Marion Island
Marion Island

Marion Island, part of the Prince Edward Islands chain, is one of the peaks of a large underwater shield volcano that rises some 5000 m (16,500 ft) from the sea floor to the top of Mascarin Peak. The volcano was thought to be extinct, but erupted in 1980 and is now classified as "active". The island is part of the Southern Indian Ocean Islands tundra ecoregion that includes several subantarctic islands. In this cold climate plant life is mainly limited to grasses, mosses and lichens, while the main indigenous animals are insects along with large populations of seabirds, seals and penguins.

In late 1947 and early 1948, South Africa annexed the islands and installed the meteorological station on Transvaal Cove on the north-east coast of Marion Island. The research station was soon enlarged and today researches the biology of the islands, in particular the birds (penguins, petrels, albatrosses, gulls) and seals. Today, the research station is called RSA Marion Station.

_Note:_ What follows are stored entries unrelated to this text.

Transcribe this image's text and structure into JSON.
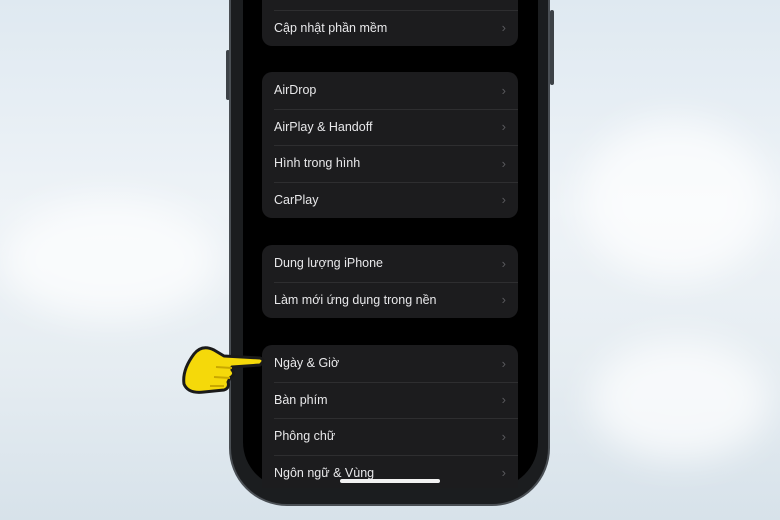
{
  "settings": {
    "group1": [
      {
        "label": "Cập nhật phần mềm"
      }
    ],
    "group2": [
      {
        "label": "AirDrop"
      },
      {
        "label": "AirPlay & Handoff"
      },
      {
        "label": "Hình trong hình"
      },
      {
        "label": "CarPlay"
      }
    ],
    "group3": [
      {
        "label": "Dung lượng iPhone"
      },
      {
        "label": "Làm mới ứng dụng trong nền"
      }
    ],
    "group4": [
      {
        "label": "Ngày & Giờ"
      },
      {
        "label": "Bàn phím"
      },
      {
        "label": "Phông chữ"
      },
      {
        "label": "Ngôn ngữ & Vùng"
      }
    ]
  },
  "chevron": "›",
  "pointer_icon": "pointing-hand-icon",
  "colors": {
    "pointer": "#f5d90a",
    "row_bg": "#1c1c1e",
    "screen_bg": "#000000"
  }
}
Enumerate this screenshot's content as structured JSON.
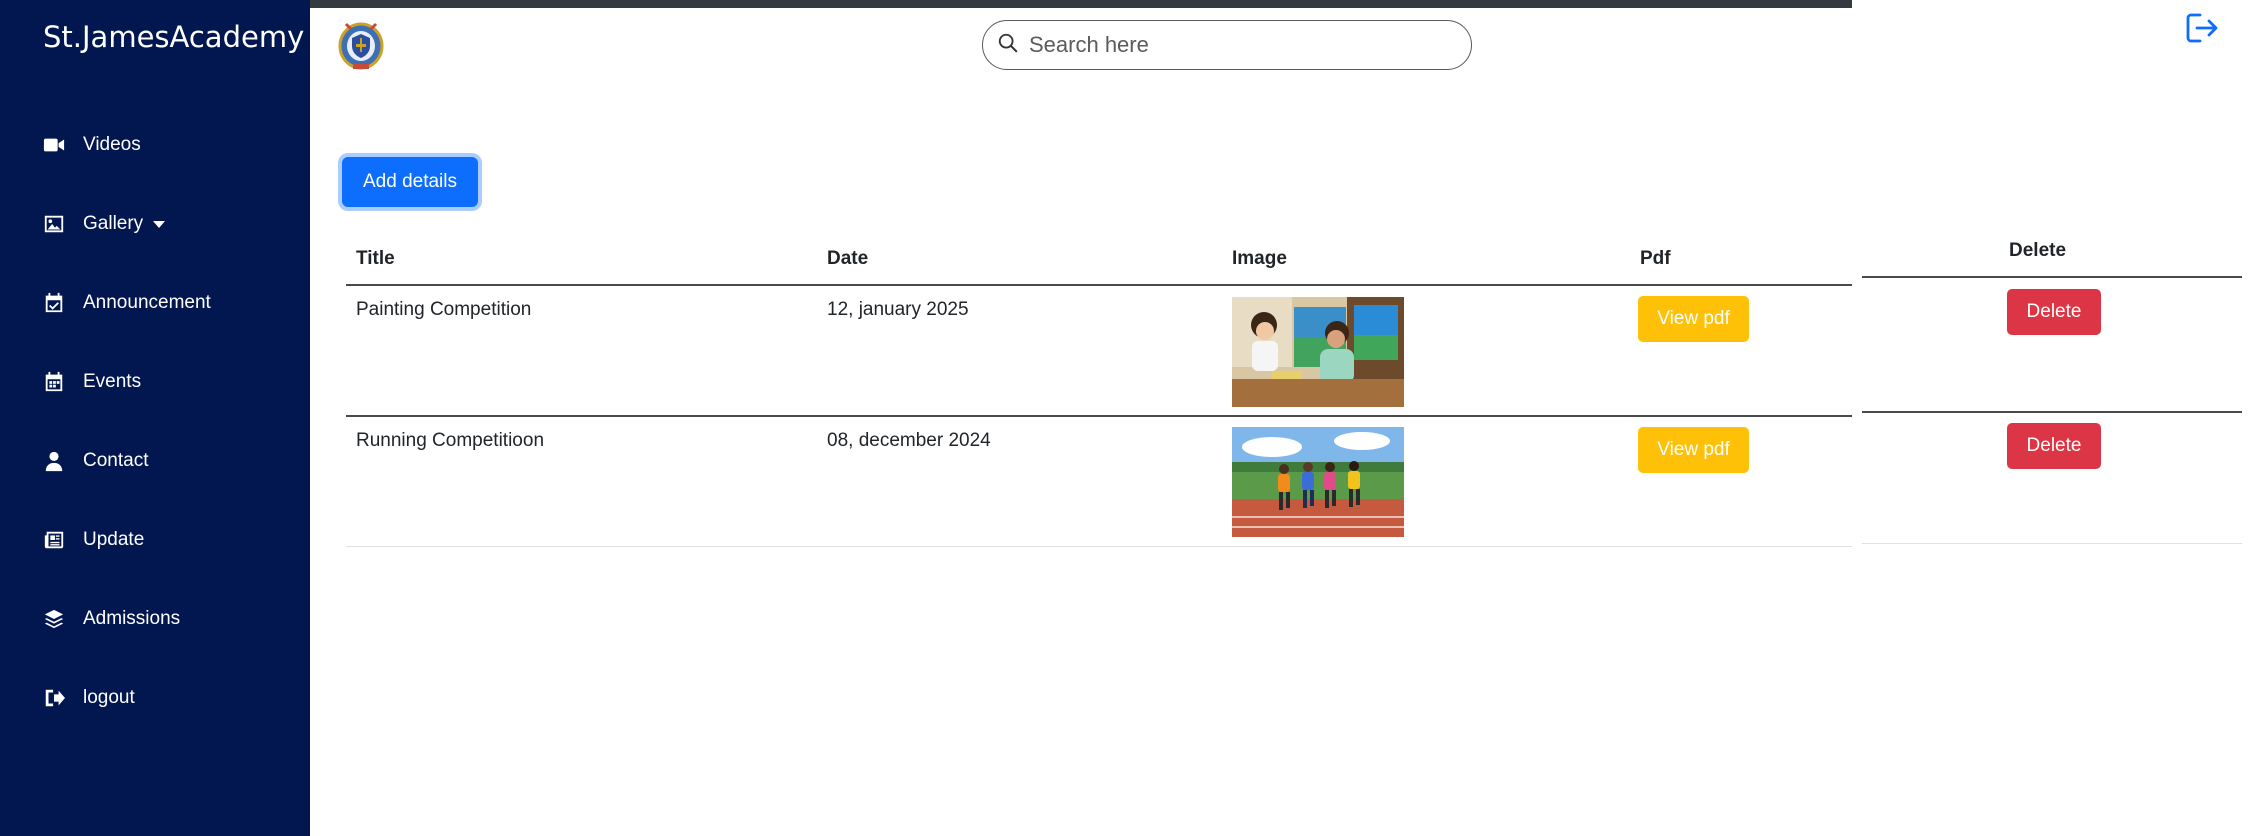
{
  "sidebar": {
    "brand": "St.JamesAcademy",
    "items": [
      {
        "label": "Videos",
        "icon": "video-camera-icon"
      },
      {
        "label": "Gallery",
        "icon": "image-icon",
        "has_dropdown": true
      },
      {
        "label": "Announcement",
        "icon": "calendar-check-icon"
      },
      {
        "label": "Events",
        "icon": "calendar-icon"
      },
      {
        "label": "Contact",
        "icon": "user-icon"
      },
      {
        "label": "Update",
        "icon": "newspaper-icon"
      },
      {
        "label": "Admissions",
        "icon": "layers-icon"
      },
      {
        "label": "logout",
        "icon": "sign-out-icon"
      }
    ]
  },
  "header": {
    "search_placeholder": "Search here"
  },
  "toolbar": {
    "add_label": "Add details"
  },
  "table": {
    "columns": [
      "Title",
      "Date",
      "Image",
      "Pdf",
      "Delete"
    ],
    "rows": [
      {
        "title": "Painting Competition",
        "date": "12, january 2025",
        "image": "painting-thumbnail",
        "pdf_label": "View pdf",
        "delete_label": "Delete"
      },
      {
        "title": "Running Competitioon",
        "date": "08, december 2024",
        "image": "running-thumbnail",
        "pdf_label": "View pdf",
        "delete_label": "Delete"
      }
    ]
  },
  "colors": {
    "sidebar_bg": "#02164f",
    "primary": "#0d6efd",
    "warning": "#ffc107",
    "danger": "#dc3545"
  }
}
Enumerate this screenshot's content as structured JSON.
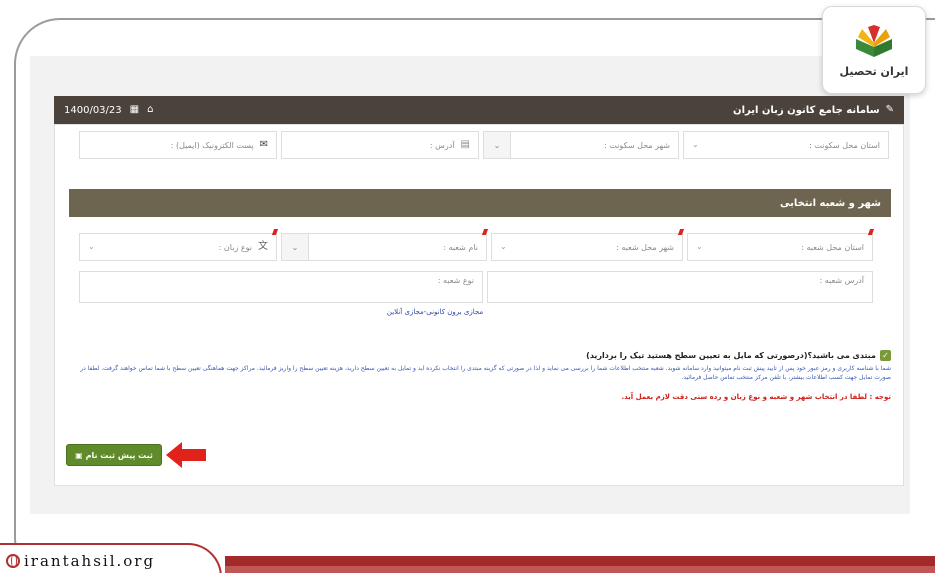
{
  "logo": {
    "text": "ایران تحصیل"
  },
  "appbar": {
    "date": "1400/03/23",
    "title": "سامانه جامع کانون زبان ایران"
  },
  "top_fields": {
    "residence_province": "استان محل سکونت :",
    "residence_city": "شهر محل سکونت :",
    "address": "آدرس :",
    "email": "پست الکترونیک (ایمیل) :"
  },
  "section": {
    "title": "شهر و شعبه انتخابی"
  },
  "branch_fields": {
    "branch_province": "استان محل شعبه :",
    "branch_city": "شهر محل شعبه :",
    "branch_name": "نام شعبه :",
    "language_type": "نوع زبان :",
    "branch_address": "آدرس شعبه :",
    "branch_type": "نوع شعبه :"
  },
  "link": {
    "text": "مجازی برون کانونی-مجازی آنلاین"
  },
  "checkbox": {
    "label": "مبتدی می باشید؟(درصورتی که مایل به تعیین سطح هستید تیک را بردارید)",
    "checked": true
  },
  "description": "شما با شناسه کاربری و رمز عبور خود پس از تایید پیش ثبت نام میتوانید وارد سامانه شوید. شعبه منتخب اطلاعات شما را بررسی می نماید و لذا در صورتی که گزینه مبتدی را انتخاب نکرده اید و تمایل به تعیین سطح دارید، هزینه تعیین سطح را واریز فرمائید. مراکز جهت هماهنگی تعیین سطح با شما تماس خواهند گرفت. لطفا در صورت تمایل جهت کسب اطلاعات بیشتر، با تلفن مرکز منتخب تماس حاصل فرمائید.",
  "warning": "توجه : لطفا در انتخاب شهر و شعبه و نوع زبان و رده سنی دقت لازم بعمل آید.",
  "submit": {
    "label": "ثبت پیش ثبت نام"
  },
  "footer": {
    "site": "irantahsil.org"
  },
  "colors": {
    "appbar": "#4b423b",
    "section": "#6e6550",
    "submit": "#5f8b2b",
    "warning": "#d0201a",
    "link": "#2c45a8",
    "footer": "#a32a2a"
  }
}
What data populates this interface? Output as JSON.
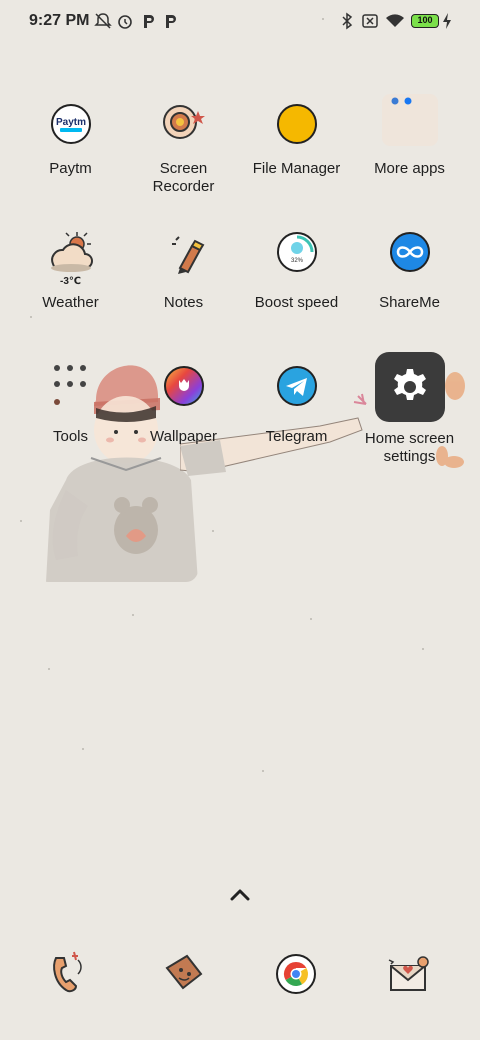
{
  "status_bar": {
    "time": "9:27 PM",
    "battery_level": "100",
    "left_icons": [
      "notifications-off-icon",
      "alarm-icon",
      "paytm-notification-icon",
      "paytm-notification-icon"
    ],
    "right_icons": [
      "bluetooth-icon",
      "sim-off-icon",
      "wifi-icon",
      "battery-icon",
      "charging-icon"
    ]
  },
  "apps": [
    {
      "label": "Paytm",
      "icon": "paytm-icon",
      "brand_text": "Paytm"
    },
    {
      "label": "Screen\nRecorder",
      "icon": "screen-recorder-icon"
    },
    {
      "label": "File Manager",
      "icon": "file-manager-icon"
    },
    {
      "label": "More apps",
      "icon": "more-apps-folder-icon"
    },
    {
      "label": "Weather",
      "icon": "weather-icon",
      "temperature": "-3℃"
    },
    {
      "label": "Notes",
      "icon": "notes-icon"
    },
    {
      "label": "Boost speed",
      "icon": "boost-speed-icon",
      "percent": "32%"
    },
    {
      "label": "ShareMe",
      "icon": "shareme-icon"
    },
    {
      "label": "Tools",
      "icon": "tools-folder-icon"
    },
    {
      "label": "Wallpaper",
      "icon": "wallpaper-icon"
    },
    {
      "label": "Telegram",
      "icon": "telegram-icon"
    },
    {
      "label": "Home screen\nsettings",
      "icon": "settings-gear-icon"
    }
  ],
  "dock": [
    "phone-icon",
    "messages-icon",
    "chrome-icon",
    "email-icon"
  ],
  "colors": {
    "background": "#ebe8e2",
    "file_manager": "#f5b800",
    "shareme": "#1e88e5",
    "telegram": "#2aa3e0",
    "settings": "#3b3b3b",
    "battery": "#7be04a"
  }
}
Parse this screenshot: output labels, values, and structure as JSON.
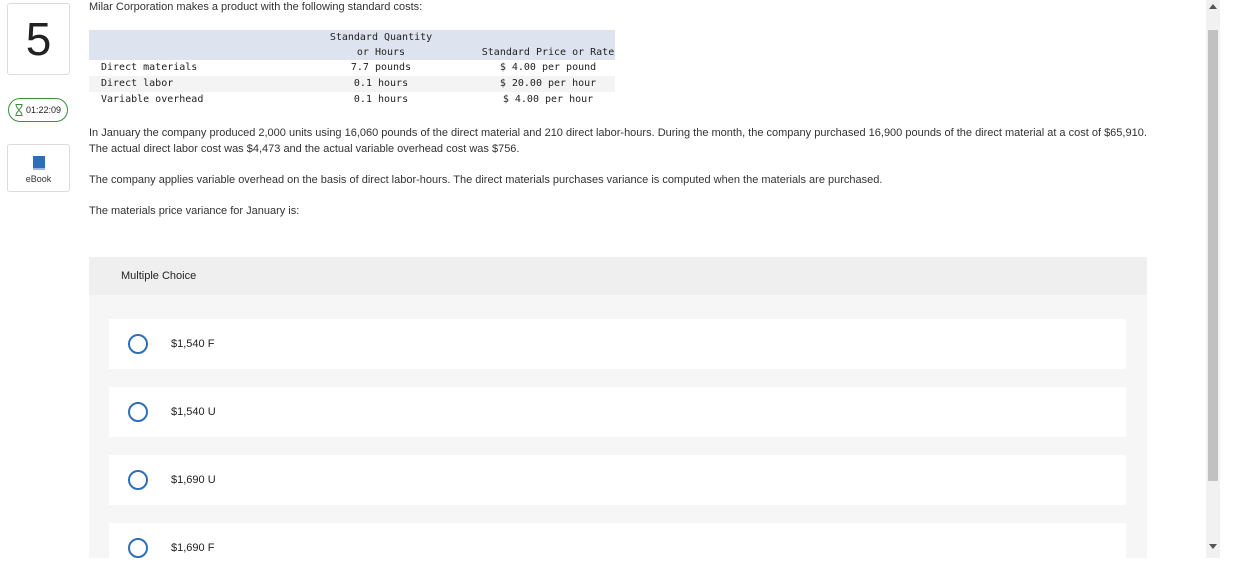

On September 22, 1979, one of the US Vela spy satellites recorded an activity near the Prince Edward Islands, which was initially interpreted as the "double flash" of a small nuclear test. The event is still controversial and is known as the Vela Incident.

Unbeknown to most, Marion Island's meteorological station hid a far more dubious secret. Hidden away in the eastern cliffs of the island, a secret underground submarine and ship-maintenance base for the Vanguard had been maintained for several years. Outfitted from a world war two covert submarine dock utilized by the French, the abandoned facility had been purchased by Kazimir Volken and converted to use of the Vanguard organization.

The staff of the meteorological station on the cliffs above the quietly perform their mundane research, while serving as a cover for Vanguard operations.